The tape revival just got taken to another level, with word of a new commercially available Sony cassette that can hold 185 terabytes of data. That’s about 148 gigabytes per square inch, or 74 times the storage capacity of a normal cassette. To give you an idea of what that means to normal people outside the International Magnetics Conference where the iPod killer — at least until we find out it costs thousands of dollars — was announced, here are a few points of comparison from an ExtremeTech post (via Consequence of Sound):

– It’s three Blu-rays’ worth of data per square inch. Or, a total of 3,700 Blu-rays on a single tape. That’s a stack of boxes that would be nearly 15 feet high.

– A single tape holds five more TB than this hard drive storage array, which has to be custom-made and runs for $9,305.

– A total of 64,750,000 songs. If the average song is, say, three minutes, that’s enough music to last you 8,093,750 days.

– The entirety of the Library of Congress represents about 10 total TB. One tape can hold 18.5 versions of the Library of Congress.

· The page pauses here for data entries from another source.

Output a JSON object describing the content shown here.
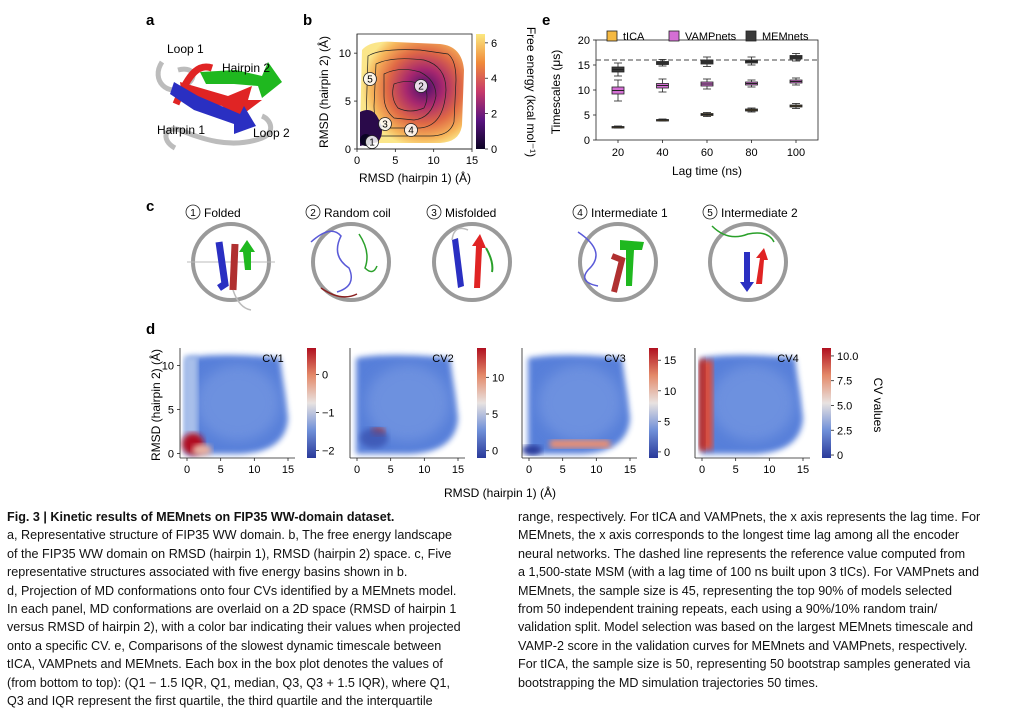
{
  "panel_letters": {
    "a": "a",
    "b": "b",
    "c": "c",
    "d": "d",
    "e": "e"
  },
  "panel_a": {
    "labels": {
      "loop1": "Loop 1",
      "hairpin2": "Hairpin 2",
      "hairpin1": "Hairpin 1",
      "loop2": "Loop 2"
    },
    "colors": {
      "hairpin1": "#2a2fc2",
      "hairpin2": "#1fb81f",
      "loop": "#e02424",
      "coil": "#b8b8b8"
    }
  },
  "panel_b": {
    "xlabel": "RMSD (hairpin 1) (Å)",
    "ylabel": "RMSD (hairpin 2) (Å)",
    "colorbar_label": "Free energy (kcal mol⁻¹)",
    "xticks": [
      "0",
      "5",
      "10",
      "15"
    ],
    "yticks": [
      "0",
      "5",
      "10"
    ],
    "cbar_ticks": [
      "0",
      "2",
      "4",
      "6"
    ],
    "xlim": [
      0,
      15
    ],
    "ylim": [
      0,
      12
    ],
    "cbar_lim": [
      0,
      6.5
    ],
    "basin_markers": [
      "1",
      "2",
      "3",
      "4",
      "5"
    ]
  },
  "panel_c": {
    "structures": [
      {
        "num": "1",
        "label": "Folded"
      },
      {
        "num": "2",
        "label": "Random coil"
      },
      {
        "num": "3",
        "label": "Misfolded"
      },
      {
        "num": "4",
        "label": "Intermediate 1"
      },
      {
        "num": "5",
        "label": "Intermediate 2"
      }
    ]
  },
  "panel_d": {
    "xlabel": "RMSD (hairpin 1) (Å)",
    "ylabel": "RMSD (hairpin 2) (Å)",
    "colorbar_label": "CV values",
    "xticks": [
      "0",
      "5",
      "10",
      "15"
    ],
    "yticks": [
      "0",
      "5",
      "10"
    ],
    "panels": [
      {
        "name": "CV1",
        "cbar_ticks": [
          "0",
          "−1",
          "−2"
        ],
        "cbar_lim": [
          -2.2,
          0.7
        ]
      },
      {
        "name": "CV2",
        "cbar_ticks": [
          "10",
          "5",
          "0"
        ],
        "cbar_lim": [
          -1,
          14
        ]
      },
      {
        "name": "CV3",
        "cbar_ticks": [
          "15",
          "10",
          "5",
          "0"
        ],
        "cbar_lim": [
          -1,
          17
        ]
      },
      {
        "name": "CV4",
        "cbar_ticks": [
          "10.0",
          "7.5",
          "5.0",
          "2.5",
          "0"
        ],
        "cbar_lim": [
          -0.3,
          10.8
        ]
      }
    ]
  },
  "chart_data": {
    "type": "box",
    "xlabel": "Lag time (ns)",
    "ylabel": "Timescales (μs)",
    "categories": [
      "20",
      "40",
      "60",
      "80",
      "100"
    ],
    "ylim": [
      0,
      20
    ],
    "yticks": [
      "0",
      "5",
      "10",
      "15",
      "20"
    ],
    "reference_line": 16,
    "legend_position": "top",
    "series": [
      {
        "name": "tICA",
        "color": "#f5b942",
        "boxes": [
          [
            2.4,
            2.5,
            2.6,
            2.7,
            2.8
          ],
          [
            3.8,
            3.9,
            4.0,
            4.1,
            4.2
          ],
          [
            4.7,
            4.9,
            5.1,
            5.3,
            5.5
          ],
          [
            5.6,
            5.8,
            6.0,
            6.2,
            6.4
          ],
          [
            6.3,
            6.6,
            6.8,
            7.0,
            7.3
          ]
        ]
      },
      {
        "name": "VAMPnets",
        "color": "#d46fd4",
        "boxes": [
          [
            7.8,
            9.2,
            9.9,
            10.6,
            12.0
          ],
          [
            9.6,
            10.4,
            10.9,
            11.3,
            12.2
          ],
          [
            10.2,
            10.8,
            11.2,
            11.6,
            12.2
          ],
          [
            10.6,
            11.0,
            11.3,
            11.6,
            12.0
          ],
          [
            11.0,
            11.4,
            11.7,
            12.0,
            12.4
          ]
        ]
      },
      {
        "name": "MEMnets",
        "color": "#3a3a3a",
        "boxes": [
          [
            12.8,
            13.6,
            14.1,
            14.6,
            15.4
          ],
          [
            14.8,
            15.1,
            15.4,
            15.7,
            16.1
          ],
          [
            14.7,
            15.2,
            15.6,
            16.0,
            16.6
          ],
          [
            15.0,
            15.4,
            15.7,
            16.0,
            16.6
          ],
          [
            15.8,
            16.2,
            16.6,
            16.9,
            17.3
          ]
        ]
      }
    ]
  },
  "caption": {
    "title": "Fig. 3 | Kinetic results of MEMnets on FIP35 WW-domain dataset.",
    "left": [
      "a, Representative structure of FIP35 WW domain. b, The free energy landscape",
      "of the FIP35 WW domain on RMSD (hairpin 1), RMSD (hairpin 2) space. c, Five",
      "representative structures associated with five energy basins shown in b.",
      "d, Projection of MD conformations onto four CVs identified by a MEMnets model.",
      "In each panel, MD conformations are overlaid on a 2D space (RMSD of hairpin 1",
      "versus RMSD of hairpin 2), with a color bar indicating their values when projected",
      "onto a specific CV. e, Comparisons of the slowest dynamic timescale between",
      "tICA, VAMPnets and MEMnets. Each box in the box plot denotes the values of",
      "(from bottom to top): (Q1 − 1.5 IQR, Q1, median, Q3, Q3 + 1.5 IQR), where Q1,",
      "Q3 and IQR represent the first quartile, the third quartile and the interquartile"
    ],
    "right": [
      "range, respectively. For tICA and VAMPnets, the x axis represents the lag time. For",
      "MEMnets, the x axis corresponds to the longest time lag among all the encoder",
      "neural networks. The dashed line represents the reference value computed from",
      "a 1,500-state MSM (with a lag time of 100 ns built upon 3 tICs). For VAMPnets and",
      "MEMnets, the sample size is 45, representing the top 90% of models selected",
      "from 50 independent training repeats, each using a 90%/10% random train/",
      "validation split. Model selection was based on the largest MEMnets timescale and",
      "VAMP-2 score in the validation curves for MEMnets and VAMPnets, respectively.",
      "For tICA, the sample size is 50, representing 50 bootstrap samples generated via",
      "bootstrapping the MD simulation trajectories 50 times."
    ]
  }
}
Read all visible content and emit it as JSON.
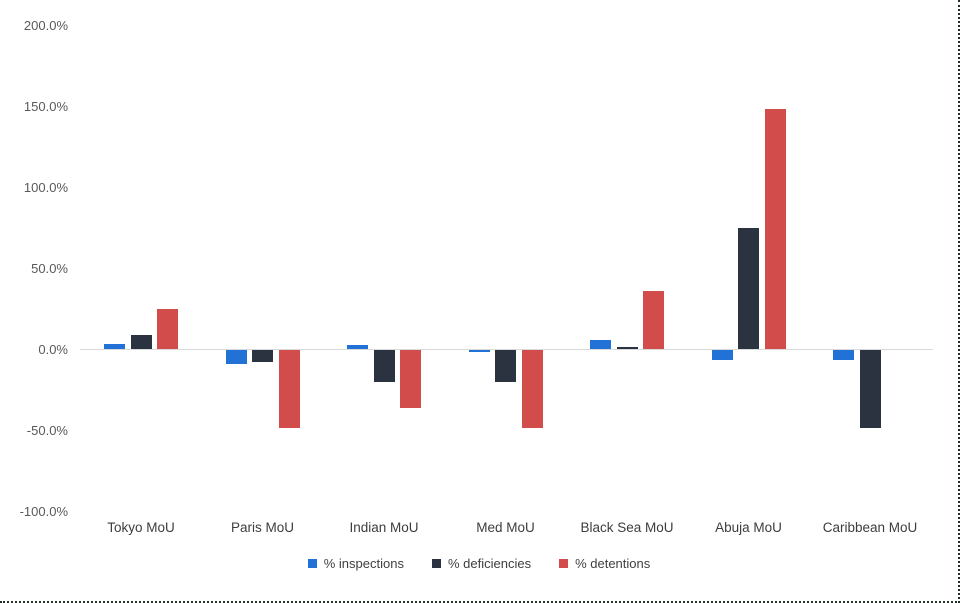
{
  "chart_data": {
    "type": "bar",
    "title": "",
    "xlabel": "",
    "ylabel": "",
    "categories": [
      "Tokyo MoU",
      "Paris MoU",
      "Indian MoU",
      "Med MoU",
      "Black Sea MoU",
      "Abuja MoU",
      "Caribbean MoU"
    ],
    "series": [
      {
        "name": "% inspections",
        "color": "#2171d7",
        "values": [
          3,
          -8.5,
          2.5,
          -1.5,
          5.5,
          -6,
          -6
        ]
      },
      {
        "name": "% deficiencies",
        "color": "#2a333f",
        "values": [
          8.5,
          -7.5,
          -20,
          -20,
          1.5,
          75,
          -48
        ]
      },
      {
        "name": "% detentions",
        "color": "#d14c4a",
        "values": [
          25,
          -48,
          -36,
          -48,
          36,
          148,
          0
        ]
      }
    ],
    "ylim": [
      -100,
      200
    ],
    "ytick_values": [
      200,
      150,
      100,
      50,
      0,
      -50,
      -100
    ],
    "yticks": [
      "200.0%",
      "150.0%",
      "100.0%",
      "50.0%",
      "0.0%",
      "-50.0%",
      "-100.0%"
    ],
    "grid": false,
    "legend_position": "bottom",
    "axis_line_color": "#d9d9d9",
    "tick_label_color": "#595959",
    "category_label_color": "#3d3d3d"
  }
}
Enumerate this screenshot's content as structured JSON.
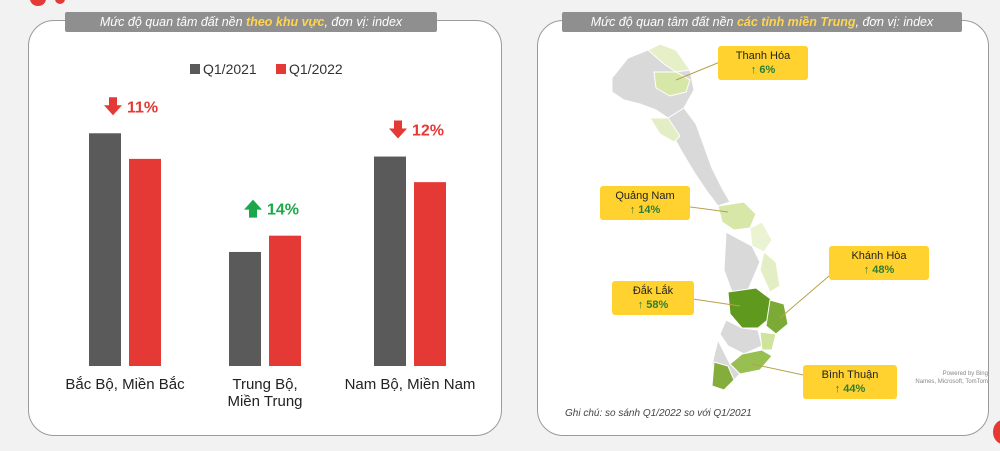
{
  "left_panel": {
    "title_pre": "Mức độ quan tâm đất nền ",
    "title_hl": "theo khu vực",
    "title_post": ", đơn vị: index"
  },
  "chart_data": {
    "type": "bar",
    "categories": [
      "Bắc Bộ, Miền Bắc",
      "Trung Bộ, Miền Trung",
      "Nam Bộ, Miền Nam"
    ],
    "series": [
      {
        "name": "Q1/2021",
        "values": [
          100,
          49,
          90
        ],
        "color": "#5a5a5a"
      },
      {
        "name": "Q1/2022",
        "values": [
          89,
          56,
          79
        ],
        "color": "#e53935"
      }
    ],
    "ylim": [
      0,
      110
    ],
    "grid": false,
    "legend": "top",
    "annotations": [
      {
        "category": "Bắc Bộ, Miền Bắc",
        "direction": "down",
        "text": "11%",
        "color": "#e53935"
      },
      {
        "category": "Trung Bộ, Miền Trung",
        "direction": "up",
        "text": "14%",
        "color": "#1aa84a"
      },
      {
        "category": "Nam Bộ, Miền Nam",
        "direction": "down",
        "text": "12%",
        "color": "#e53935"
      }
    ]
  },
  "right_panel": {
    "title_pre": "Mức độ quan tâm đất nền ",
    "title_hl": "các tỉnh miền Trung",
    "title_post": ", đơn vị: index",
    "callouts": [
      {
        "name": "Thanh Hóa",
        "change": "↑ 6%"
      },
      {
        "name": "Quảng Nam",
        "change": "↑ 14%"
      },
      {
        "name": "Khánh Hòa",
        "change": "↑ 48%"
      },
      {
        "name": "Đắk Lắk",
        "change": "↑ 58%"
      },
      {
        "name": "Bình Thuận",
        "change": "↑ 44%"
      }
    ],
    "note": "Ghi chú: so sánh Q1/2022 so với Q1/2021",
    "credit": "Powered by Bing\nNames, Microsoft, TomTom"
  }
}
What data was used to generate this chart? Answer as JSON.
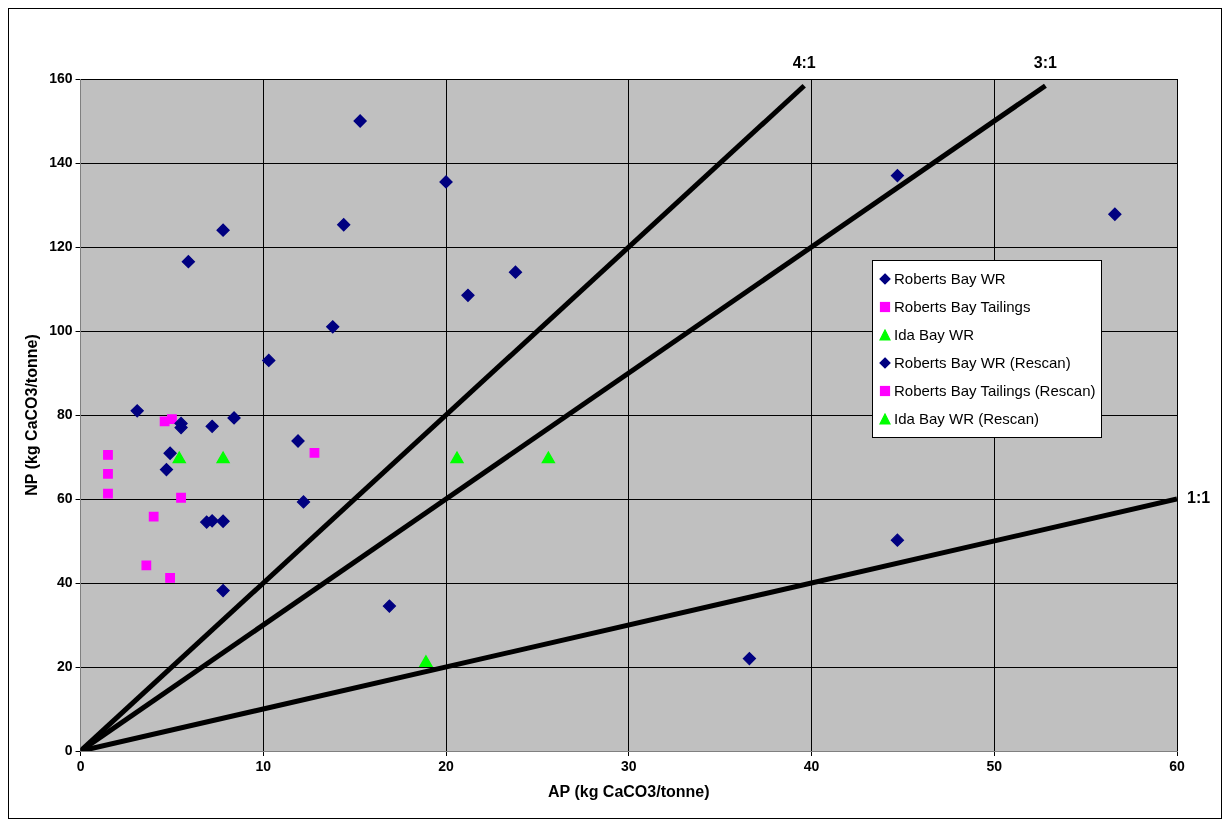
{
  "chart_data": {
    "type": "scatter",
    "xlabel": "AP (kg CaCO3/tonne)",
    "ylabel": "NP (kg CaCO3/tonne)",
    "xlim": [
      0,
      60
    ],
    "xticks": [
      0,
      10,
      20,
      30,
      40,
      50,
      60
    ],
    "ylim": [
      0,
      160
    ],
    "yticks": [
      0,
      20,
      40,
      60,
      80,
      100,
      120,
      140,
      160
    ],
    "grid": true,
    "legend": "right",
    "series": [
      {
        "name": "Roberts Bay WR",
        "color": "#000080",
        "marker": "diamond",
        "x": [
          5.9,
          7.8,
          20,
          14.4,
          23.8,
          21.2,
          13.8,
          10.3,
          4.9,
          5.5,
          5.5,
          7.2,
          8.4,
          11.9,
          12.2,
          6.9,
          7.2,
          7.8,
          16.9,
          44.7,
          56.6
        ],
        "values": [
          116.5,
          124,
          135.5,
          125.3,
          114,
          108.5,
          101,
          93,
          70.9,
          78,
          77,
          77.3,
          79.3,
          73.8,
          59.3,
          54.5,
          54.8,
          54.7,
          34.5,
          137,
          127.8
        ]
      },
      {
        "name": "Roberts Bay Tailings",
        "color": "#ff00ff",
        "marker": "square",
        "x": [
          1.5,
          4.6,
          5,
          12.8,
          5.5,
          4,
          3.6
        ],
        "values": [
          70.5,
          78.5,
          79,
          71,
          60.3,
          55.8,
          44.2
        ]
      },
      {
        "name": "Ida Bay WR",
        "color": "#00ff00",
        "marker": "triangle",
        "x": [
          5.4,
          7.8,
          20.6,
          25.6
        ],
        "values": [
          69.5,
          69.5,
          69.5,
          69.5
        ]
      },
      {
        "name": "Roberts Bay WR (Rescan)",
        "color": "#000080",
        "marker": "diamond",
        "x": [
          15.3,
          3.1,
          4.7,
          7.8,
          44.7,
          36.6
        ],
        "values": [
          150,
          81,
          67,
          38.2,
          50.2,
          22
        ]
      },
      {
        "name": "Roberts Bay Tailings (Rescan)",
        "color": "#ff00ff",
        "marker": "square",
        "x": [
          1.5,
          1.5,
          4.9
        ],
        "values": [
          66,
          61.3,
          41.2
        ]
      },
      {
        "name": "Ida Bay WR (Rescan)",
        "color": "#00ff00",
        "marker": "triangle",
        "x": [
          18.9
        ],
        "values": [
          21
        ]
      },
      {
        "name": "4:1",
        "type": "line",
        "color": "#000000",
        "marker": "none",
        "x": [
          0,
          39.6
        ],
        "values": [
          0,
          158.4
        ]
      },
      {
        "name": "3:1",
        "type": "line",
        "color": "#000000",
        "marker": "none",
        "x": [
          0,
          52.8
        ],
        "values": [
          0,
          158.4
        ]
      },
      {
        "name": "1:1",
        "type": "line",
        "color": "#000000",
        "marker": "none",
        "x": [
          0,
          60
        ],
        "values": [
          0,
          60
        ]
      }
    ]
  }
}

Whether this thing looks like the greatest mixtape ever or a not-so-sexy slab of compressed data remains to be seen. Either way, Gizmodo says, “The tape uses a vacuum-forming technique called sputter deposition to create a layer of magnetic crystals by shooting argon ions at a polymer film substrate. The crystals, measuring just 7.7 nanometers on average, pack together more densely than any other previous method.”